Why private cloud? Control. A private cloud deployment meets the required, strict security needs with more resource control and data isolation. Government organizations have to send and receive sensitive information while ensuring it’s only accessible to authorized users. Additionally, that have to maintain control of each user’s read and write rights to said data. Public cloud solutions simply don’t fit the bill for most govt agencies because the deployed applications and data have to remain completely under agency control. Private cloud solutions enable govt agencies to leverage their existing security infrastructure, while staying in control of their data. Since the deployment functions within your existing framework, the need to reinvent govt processes or security policies is eliminated.
Fed RAMP (Federal Risk and Authorization Management Program) standardizes security services and streamlines assessments so that any cloud vendor being considered by federal agencies is only evaluated once at a federal level. Safeguarding the security and integrity of data falls upon individual government organizations. A private cloud model gives organizations better performance and security control over the physical infrastructure that underlies its virtual servers.
Government agencies require a digital terrain through which to comfortably and confidently collaborate across, irrespective of agency or department. For example, different agencies may need to share compliance data, regulatory documents, case information or disaster response plans. For optimal collaboration efficacy, these resources have to be accessible to the workers within their respective organizations, to outside contractors, and the general public, when needed. Government agencies can leverage the security infrastructures and on-premises directories of a private cloud. Ensuring that sensitive data remains within the control of the organization, and only authorized persons have access to it. A private gov-cloud allows government organizations to collaborate both internally and across extended ecosystems in a compliant, secure and audit-able manner.
Most local, state and federal government agencies offer a variety of citizen services. Cloud computing helps in the delivery of those services and subsequently improves the lives of citizens on all those level. For example, enabling constituents to monitor water and energy consumption encourages them to be more vigilant about their usage. Quick and transparent access to service requests such as loans and application improves awareness and inclusion. A private cloud computing model is an ideal way of empowering and informing citizens.

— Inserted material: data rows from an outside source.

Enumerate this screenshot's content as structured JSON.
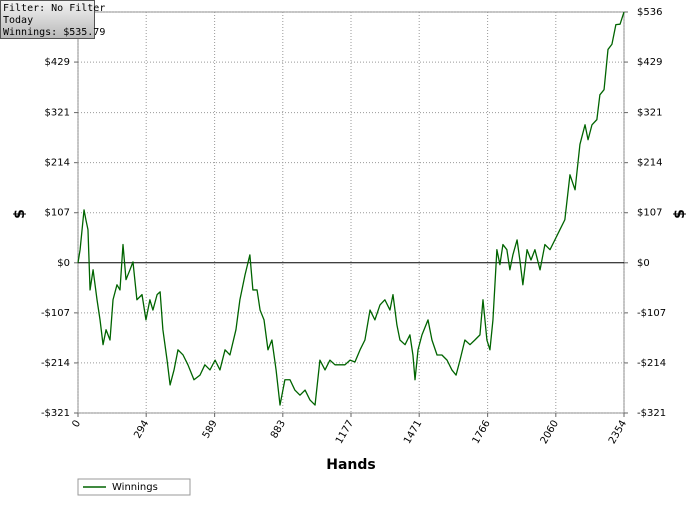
{
  "chart_data": {
    "type": "line",
    "info": [
      "Filter: No Filter",
      "Today",
      "Winnings: $535.79"
    ],
    "x_label": "Hands",
    "y_label": "$",
    "y2_label": "$",
    "grid": true,
    "legend": "bottom-left",
    "xlim": [
      0,
      2354
    ],
    "xticks": [
      0,
      294,
      589,
      883,
      1177,
      1471,
      1766,
      2060,
      2354
    ],
    "ylim": [
      -321,
      536
    ],
    "yticks": [
      {
        "value": -321,
        "label": "-$321"
      },
      {
        "value": -214,
        "label": "-$214"
      },
      {
        "value": -107,
        "label": "-$107"
      },
      {
        "value": 0,
        "label": "$0"
      },
      {
        "value": 107,
        "label": "$107"
      },
      {
        "value": 214,
        "label": "$214"
      },
      {
        "value": 321,
        "label": "$321"
      },
      {
        "value": 429,
        "label": "$429"
      },
      {
        "value": 536,
        "label": "$536"
      }
    ],
    "series": [
      {
        "name": "Winnings",
        "color": "#006400",
        "x": [
          0,
          9,
          26,
          34,
          43,
          52,
          65,
          82,
          95,
          108,
          121,
          138,
          151,
          168,
          181,
          194,
          207,
          224,
          237,
          254,
          276,
          293,
          310,
          323,
          341,
          354,
          366,
          384,
          397,
          414,
          431,
          453,
          474,
          500,
          526,
          547,
          569,
          591,
          612,
          634,
          655,
          681,
          698,
          720,
          741,
          754,
          772,
          785,
          802,
          819,
          836,
          854,
          871,
          892,
          914,
          935,
          957,
          979,
          1000,
          1022,
          1043,
          1065,
          1086,
          1108,
          1129,
          1151,
          1173,
          1194,
          1216,
          1237,
          1259,
          1280,
          1302,
          1323,
          1345,
          1358,
          1375,
          1388,
          1410,
          1431,
          1444,
          1453,
          1466,
          1483,
          1509,
          1526,
          1548,
          1569,
          1591,
          1612,
          1630,
          1647,
          1668,
          1690,
          1711,
          1733,
          1746,
          1763,
          1776,
          1789,
          1806,
          1819,
          1832,
          1849,
          1862,
          1875,
          1893,
          1905,
          1918,
          1936,
          1953,
          1970,
          1992,
          2013,
          2035,
          2056,
          2078,
          2099,
          2121,
          2143,
          2164,
          2186,
          2199,
          2216,
          2237,
          2250,
          2268,
          2285,
          2302,
          2319,
          2337,
          2354
        ],
        "values": [
          0,
          28,
          113,
          92,
          71,
          -58,
          -15,
          -79,
          -122,
          -175,
          -143,
          -165,
          -79,
          -47,
          -58,
          39,
          -36,
          -15,
          2,
          -79,
          -68,
          -122,
          -79,
          -101,
          -68,
          -62,
          -143,
          -208,
          -261,
          -229,
          -186,
          -197,
          -218,
          -250,
          -240,
          -218,
          -229,
          -208,
          -229,
          -186,
          -197,
          -143,
          -79,
          -26,
          17,
          -58,
          -58,
          -101,
          -122,
          -186,
          -165,
          -229,
          -304,
          -250,
          -250,
          -272,
          -283,
          -272,
          -293,
          -304,
          -208,
          -229,
          -208,
          -218,
          -218,
          -218,
          -208,
          -212,
          -186,
          -165,
          -101,
          -122,
          -90,
          -79,
          -101,
          -68,
          -133,
          -165,
          -175,
          -154,
          -197,
          -250,
          -186,
          -154,
          -122,
          -165,
          -197,
          -197,
          -208,
          -229,
          -240,
          -208,
          -165,
          -175,
          -165,
          -154,
          -79,
          -165,
          -186,
          -122,
          28,
          -4,
          39,
          28,
          -15,
          17,
          49,
          6,
          -47,
          28,
          6,
          28,
          -15,
          39,
          28,
          49,
          71,
          92,
          188,
          156,
          253,
          295,
          263,
          295,
          306,
          359,
          370,
          456,
          467,
          509,
          510,
          535.79
        ]
      }
    ]
  }
}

Cloud computing delineates an amazing opportunity to drastically revolutionize how government organizations manage, processes and share information. Although addressing all the challenges associated with cloud adoption can seem ominous, especially if a government organization lacks the expertise in cloud migration and deployment. Nevertheless, its clear that government agencies wish to perpetuate high standards of privacy, security and cost management, in their pursuit to transform operations into a flexible, dynamic environment. The most ideal solution for them is a private cloud.